Let’s imagine you’re an astronaut and you’re returning to the Earth from a #yearinspace like @stationcdrkelly. You arrive not knowing the date or time. If you didn’t have access to a watch or calendar how would you figure it out?
First you might notice the temperature or the aroma in the air and sense it is spring. Next you might notice the blooming and Specifics like when the daffodils bloom could tell you it’s the end of February or beginning of March depending where you live. Then you might notice that the sun is directly overhead, very intense and bright and you could conclude it is midday, close to noon. Continuing on you might remember the length of day that time of year and be able to predict the sunset. The ability to make these predictions is critical to survival for knowing when to plant crops, when the salmon spawn, and when to prepare for a cold winter.

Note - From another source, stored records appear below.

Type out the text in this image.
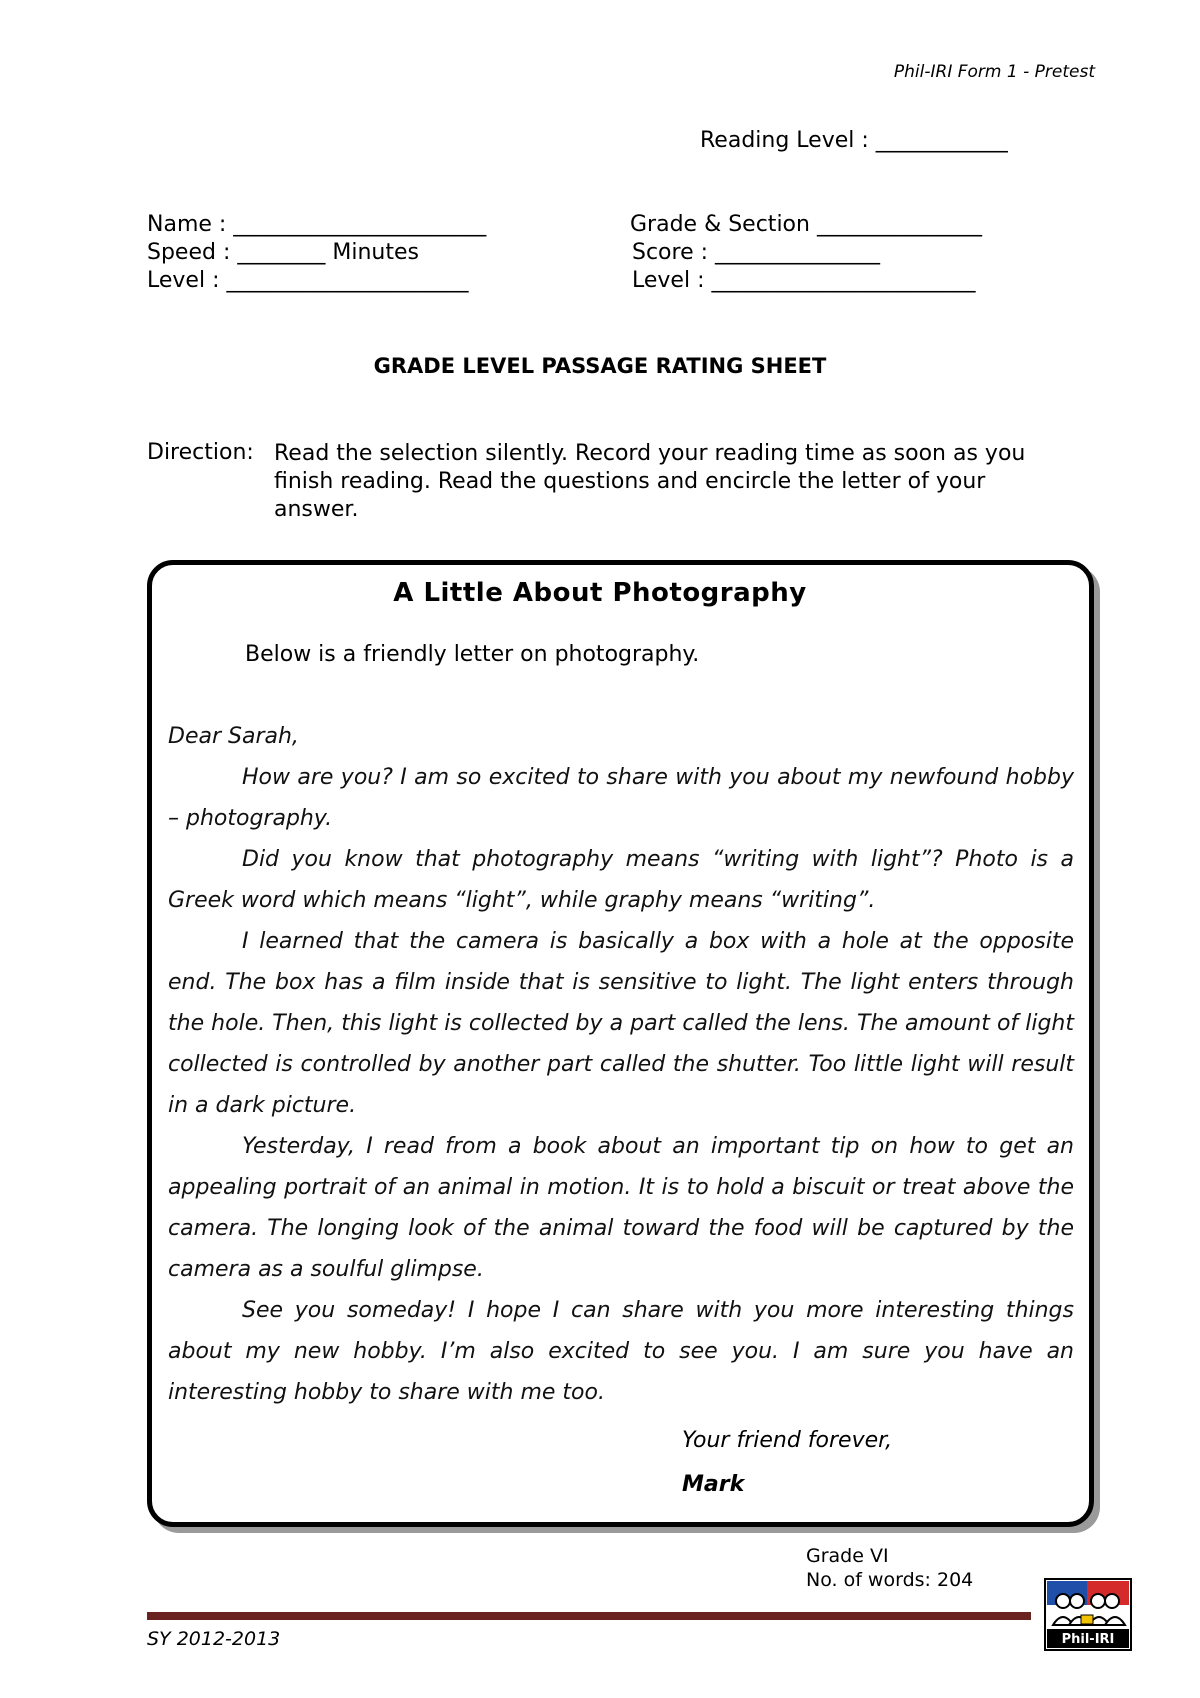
Phil-IRI Form 1 - Pretest
Reading Level : ____________
Name : _______________________
Speed : ________ Minutes
Level : ______________________
Grade & Section _______________
Score : _______________
Level : ________________________
GRADE LEVEL PASSAGE RATING SHEET
Direction: Read the selection silently. Record your reading time as soon as you finish reading. Read the questions and encircle the letter of your answer.
A Little About Photography
Below is a friendly letter on photography.

Dear Sarah,

How are you? I am so excited to share with you about my newfound hobby – photography.

Did you know that photography means “writing with light”? Photo is a Greek word which means “light”, while graphy means “writing”.

I learned that the camera is basically a box with a hole at the opposite end. The box has a film inside that is sensitive to light. The light enters through the hole. Then, this light is collected by a part called the lens. The amount of light collected is controlled by another part called the shutter. Too little light will result in a dark picture.

Yesterday, I read from a book about an important tip on how to get an appealing portrait of an animal in motion. It is to hold a biscuit or treat above the camera. The longing look of the animal toward the food will be captured by the camera as a soulful glimpse.

See you someday! I hope I can share with you more interesting things about my new hobby. I’m also excited to see you. I am sure you have an interesting hobby to share with me too.

Your friend forever,
Mark
Grade VI
No. of words: 204
SY 2012-2013	Phil-IRI
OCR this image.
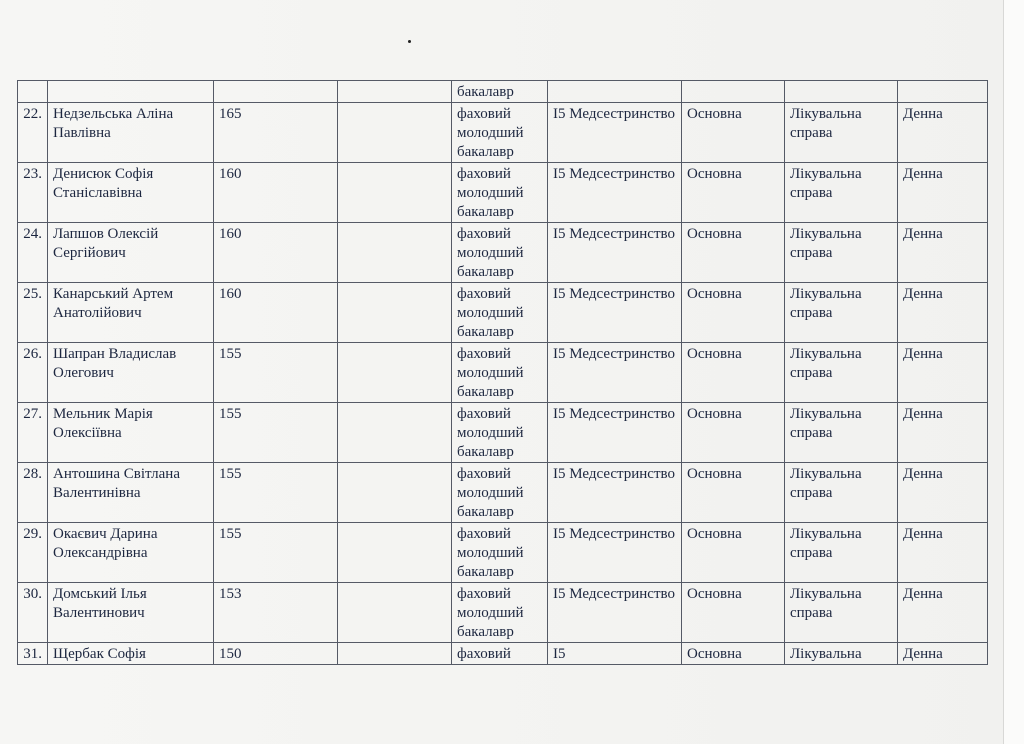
				бакалавр				
22.	Недзельська Аліна Павлівна	165		фаховий молодший бакалавр	I5 Медсестринство	Основна	Лікувальна справа	Денна
23.	Денисюк Софія Станіславівна	160		фаховий молодший бакалавр	I5 Медсестринство	Основна	Лікувальна справа	Денна
24.	Лапшов Олексій Сергійович	160		фаховий молодший бакалавр	I5 Медсестринство	Основна	Лікувальна справа	Денна
25.	Канарський Артем Анатолійович	160		фаховий молодший бакалавр	I5 Медсестринство	Основна	Лікувальна справа	Денна
26.	Шапран Владислав Олегович	155		фаховий молодший бакалавр	I5 Медсестринство	Основна	Лікувальна справа	Денна
27.	Мельник Марія Олексіївна	155		фаховий молодший бакалавр	I5 Медсестринство	Основна	Лікувальна справа	Денна
28.	Антошина Світлана Валентинівна	155		фаховий молодший бакалавр	I5 Медсестринство	Основна	Лікувальна справа	Денна
29.	Окаєвич Дарина Олександрівна	155		фаховий молодший бакалавр	I5 Медсестринство	Основна	Лікувальна справа	Денна
30.	Домський Ілья Валентинович	153		фаховий молодший бакалавр	I5 Медсестринство	Основна	Лікувальна справа	Денна
31.	Щербак Софія	150		фаховий	I5	Основна	Лікувальна	Денна
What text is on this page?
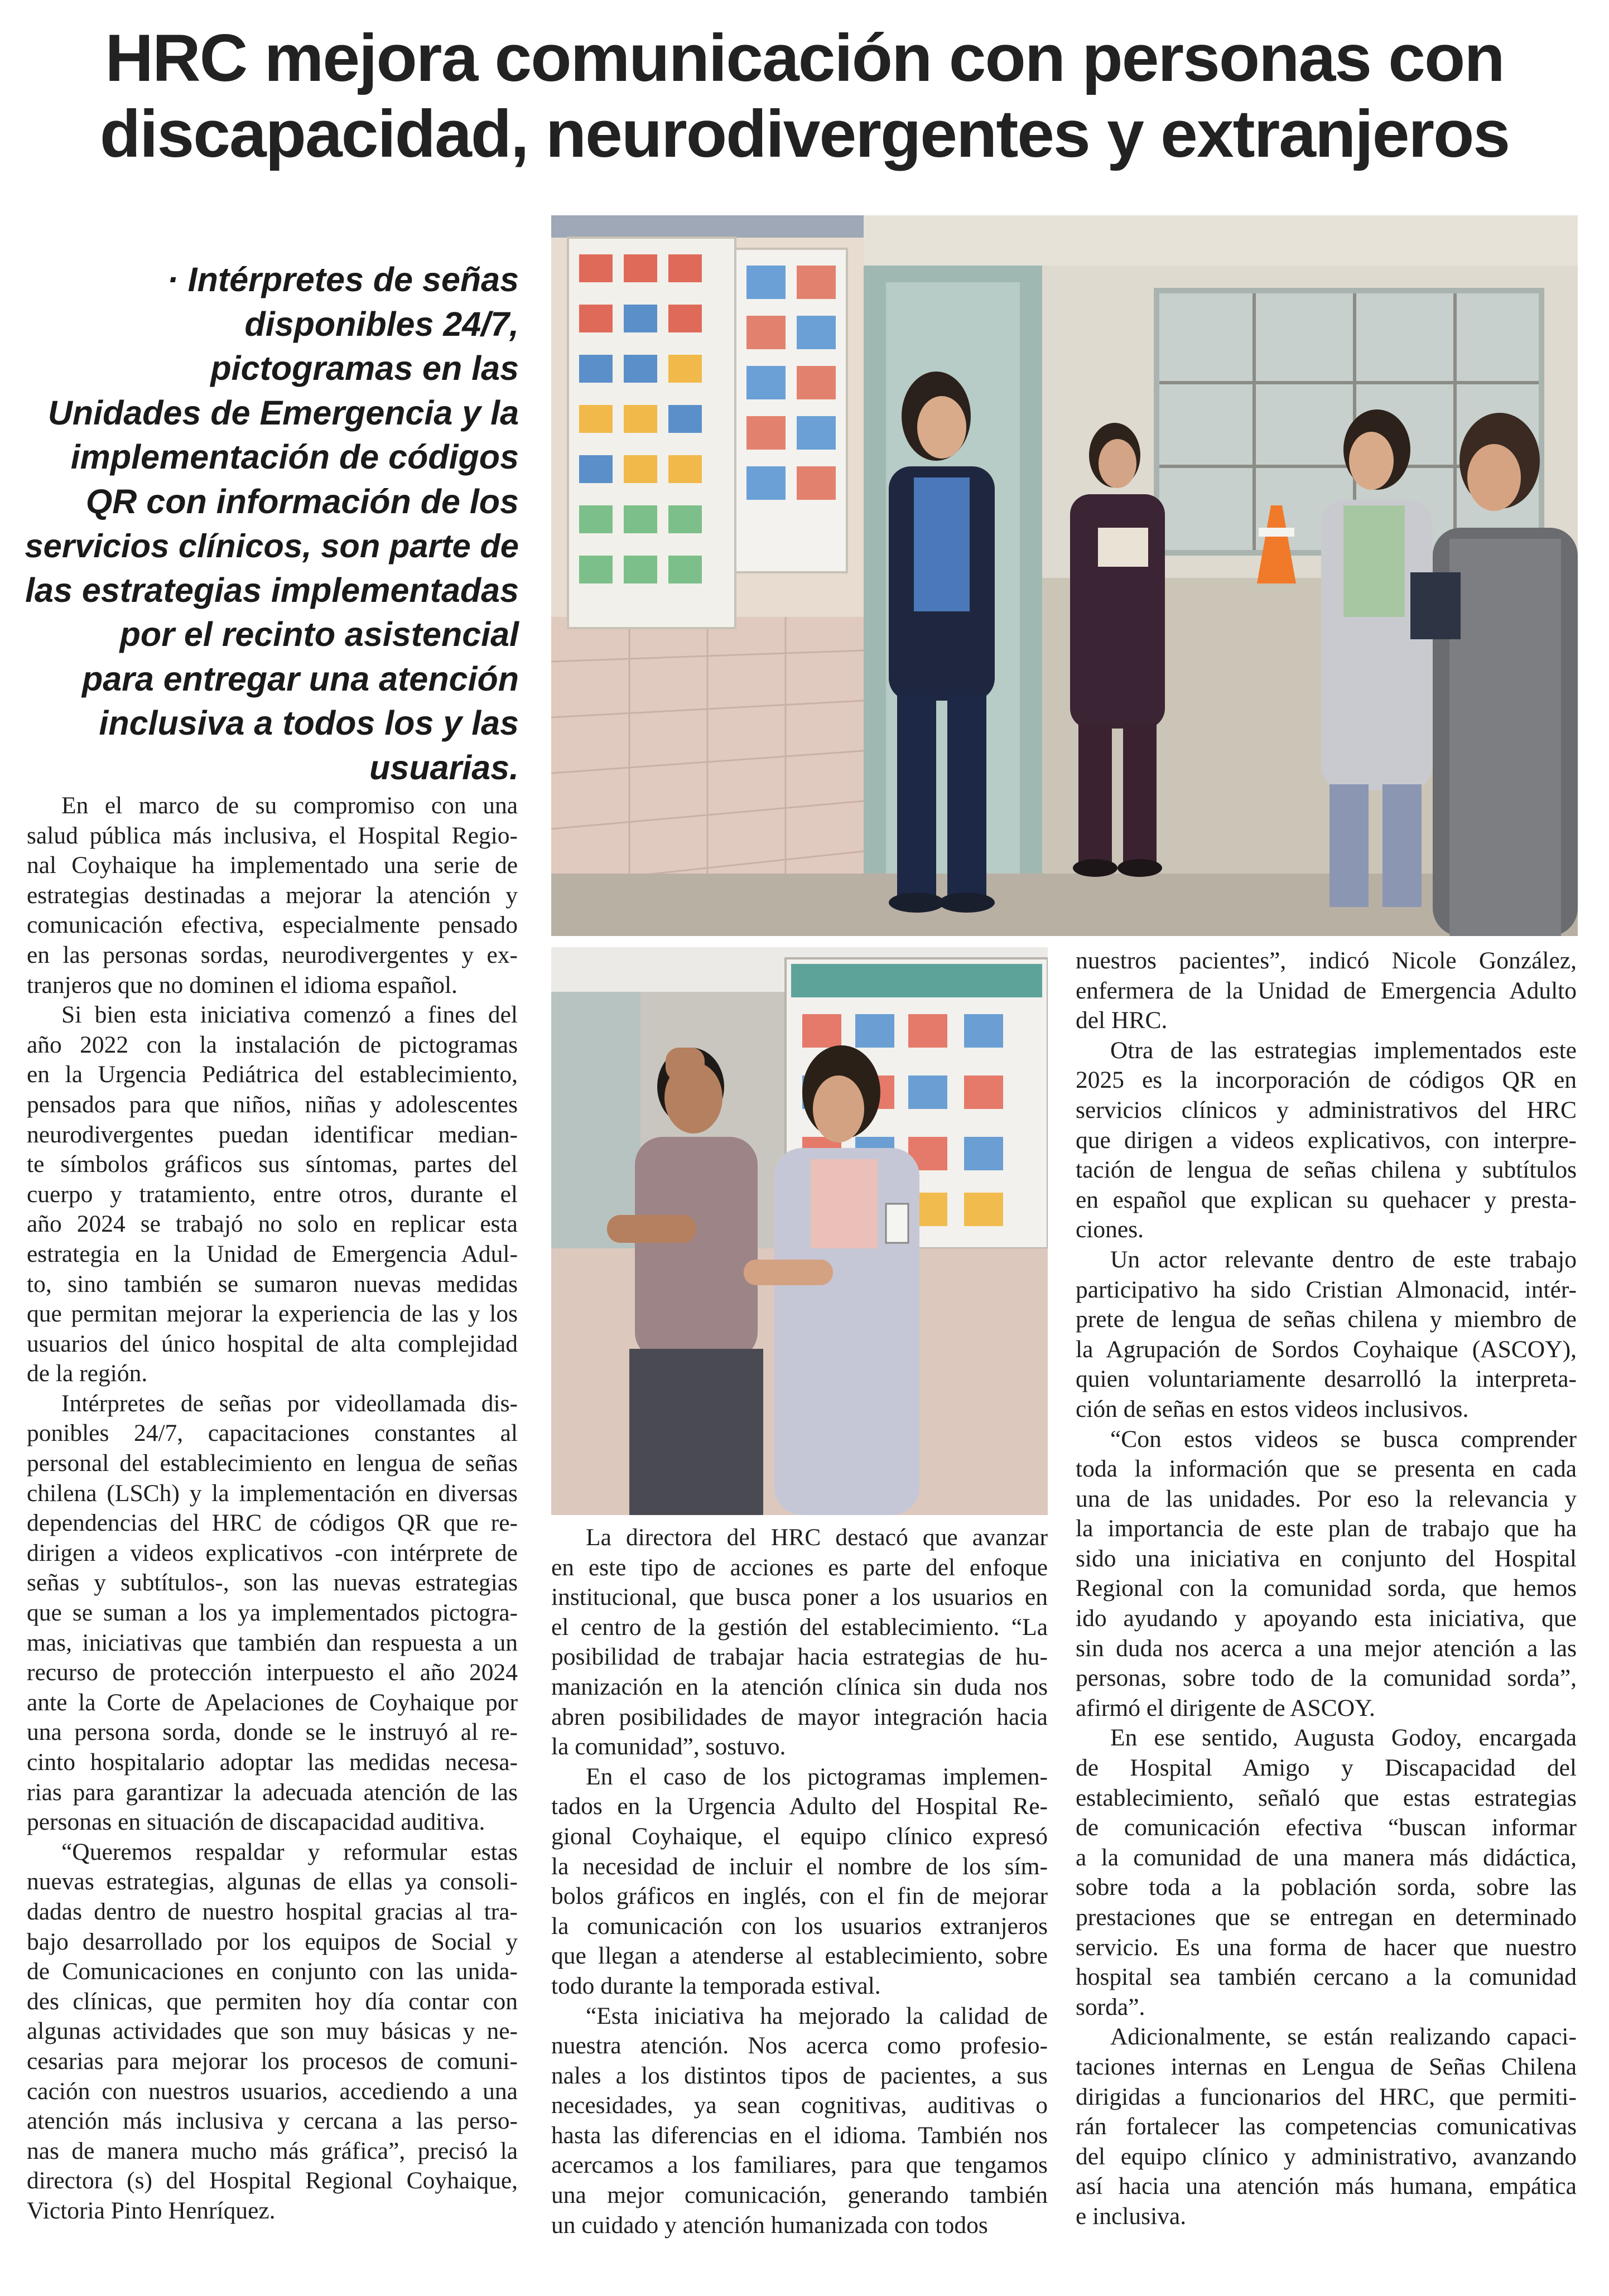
HRC mejora comunicación con personas con
discapacidad, neurodivergentes y extranjeros
· Intérpretes de señas
disponibles 24/7,
pictogramas en las
Unidades de Emergencia y la
implementación de códigos
QR con información de los
servicios clínicos, son parte de
las estrategias implementadas
por el recinto asistencial
para entregar una atención
inclusiva a todos los y las
usuarias.
En el marco de su compromiso con una
salud pública más inclusiva, el Hospital Regio-
nal Coyhaique ha implementado una serie de
estrategias destinadas a mejorar la atención y
comunicación efectiva, especialmente pensado
en las personas sordas, neurodivergentes y ex-
tranjeros que no dominen el idioma español.
Si bien esta iniciativa comenzó a fines del
año 2022 con la instalación de pictogramas
en la Urgencia Pediátrica del establecimiento,
pensados para que niños, niñas y adolescentes
neurodivergentes puedan identificar median-
te símbolos gráficos sus síntomas, partes del
cuerpo y tratamiento, entre otros, durante el
año 2024 se trabajó no solo en replicar esta
estrategia en la Unidad de Emergencia Adul-
to, sino también se sumaron nuevas medidas
que permitan mejorar la experiencia de las y los
usuarios del único hospital de alta complejidad
de la región.
Intérpretes de señas por videollamada dis-
ponibles 24/7, capacitaciones constantes al
personal del establecimiento en lengua de señas
chilena (LSCh) y la implementación en diversas
dependencias del HRC de códigos QR que re-
dirigen a videos explicativos -con intérprete de
señas y subtítulos-, son las nuevas estrategias
que se suman a los ya implementados pictogra-
mas, iniciativas que también dan respuesta a un
recurso de protección interpuesto el año 2024
ante la Corte de Apelaciones de Coyhaique por
una persona sorda, donde se le instruyó al re-
cinto hospitalario adoptar las medidas necesa-
rias para garantizar la adecuada atención de las
personas en situación de discapacidad auditiva.
“Queremos respaldar y reformular estas
nuevas estrategias, algunas de ellas ya consoli-
dadas dentro de nuestro hospital gracias al tra-
bajo desarrollado por los equipos de Social y
de Comunicaciones en conjunto con las unida-
des clínicas, que permiten hoy día contar con
algunas actividades que son muy básicas y ne-
cesarias para mejorar los procesos de comuni-
cación con nuestros usuarios, accediendo a una
atención más inclusiva y cercana a las perso-
nas de manera mucho más gráfica”, precisó la
directora (s) del Hospital Regional Coyhaique,
Victoria Pinto Henríquez.
La directora del HRC destacó que avanzar
en este tipo de acciones es parte del enfoque
institucional, que busca poner a los usuarios en
el centro de la gestión del establecimiento. “La
posibilidad de trabajar hacia estrategias de hu-
manización en la atención clínica sin duda nos
abren posibilidades de mayor integración hacia
la comunidad”, sostuvo.
En el caso de los pictogramas implemen-
tados en la Urgencia Adulto del Hospital Re-
gional Coyhaique, el equipo clínico expresó
la necesidad de incluir el nombre de los sím-
bolos gráficos en inglés, con el fin de mejorar
la comunicación con los usuarios extranjeros
que llegan a atenderse al establecimiento, sobre
todo durante la temporada estival.
“Esta iniciativa ha mejorado la calidad de
nuestra atención. Nos acerca como profesio-
nales a los distintos tipos de pacientes, a sus
necesidades, ya sean cognitivas, auditivas o
hasta las diferencias en el idioma. También nos
acercamos a los familiares, para que tengamos
una mejor comunicación, generando también
un cuidado y atención humanizada con todos
nuestros pacientes”, indicó Nicole González,
enfermera de la Unidad de Emergencia Adulto
del HRC.
Otra de las estrategias implementados este
2025 es la incorporación de códigos QR en
servicios clínicos y administrativos del HRC
que dirigen a videos explicativos, con interpre-
tación de lengua de señas chilena y subtítulos
en español que explican su quehacer y presta-
ciones.
Un actor relevante dentro de este trabajo
participativo ha sido Cristian Almonacid, intér-
prete de lengua de señas chilena y miembro de
la Agrupación de Sordos Coyhaique (ASCOY),
quien voluntariamente desarrolló la interpreta-
ción de señas en estos videos inclusivos.
“Con estos videos se busca comprender
toda la información que se presenta en cada
una de las unidades. Por eso la relevancia y
la importancia de este plan de trabajo que ha
sido una iniciativa en conjunto del Hospital
Regional con la comunidad sorda, que hemos
ido ayudando y apoyando esta iniciativa, que
sin duda nos acerca a una mejor atención a las
personas, sobre todo de la comunidad sorda”,
afirmó el dirigente de ASCOY.
En ese sentido, Augusta Godoy, encargada
de Hospital Amigo y Discapacidad del
establecimiento, señaló que estas estrategias
de comunicación efectiva “buscan informar
a la comunidad de una manera más didáctica,
sobre toda a la población sorda, sobre las
prestaciones que se entregan en determinado
servicio. Es una forma de hacer que nuestro
hospital sea también cercano a la comunidad
sorda”.
Adicionalmente, se están realizando capaci-
taciones internas en Lengua de Señas Chilena
dirigidas a funcionarios del HRC, que permiti-
rán fortalecer las competencias comunicativas
del equipo clínico y administrativo, avanzando
así hacia una atención más humana, empática
e inclusiva.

In our modern world I think a lot of people have sleep problems because they’ve lost this connection to nature. Intrinsic clocks exist with a concentrated locus in our brains in an area called the suprachiasmatic nucleus, the master clock. They evolved because using time to make predictions is critical for survival.
I think one of the reasons being in nature is so powerful is because that connection will always exist no matter how advanced our technology becomes. This observation is one of the reasons I have personally made an intentional effort to only exercise outside (sorry not sorry peloton) and I’ve fully embraced season specific sports because they serve as a touchstone to these seasonal variations that are part of our intrinsic physiology.
In sleep, we focus so much on sleep and nighttime when some of the answers and solutions for living better are found in how we live during the day. I see these patterns clearly when I look at actigraphy and see light dark distributions. But it’s more than light-dark, it’s activity, feeding, resting, and temperature changes that play a critical role.
How do the seasons influence the way you go about your life?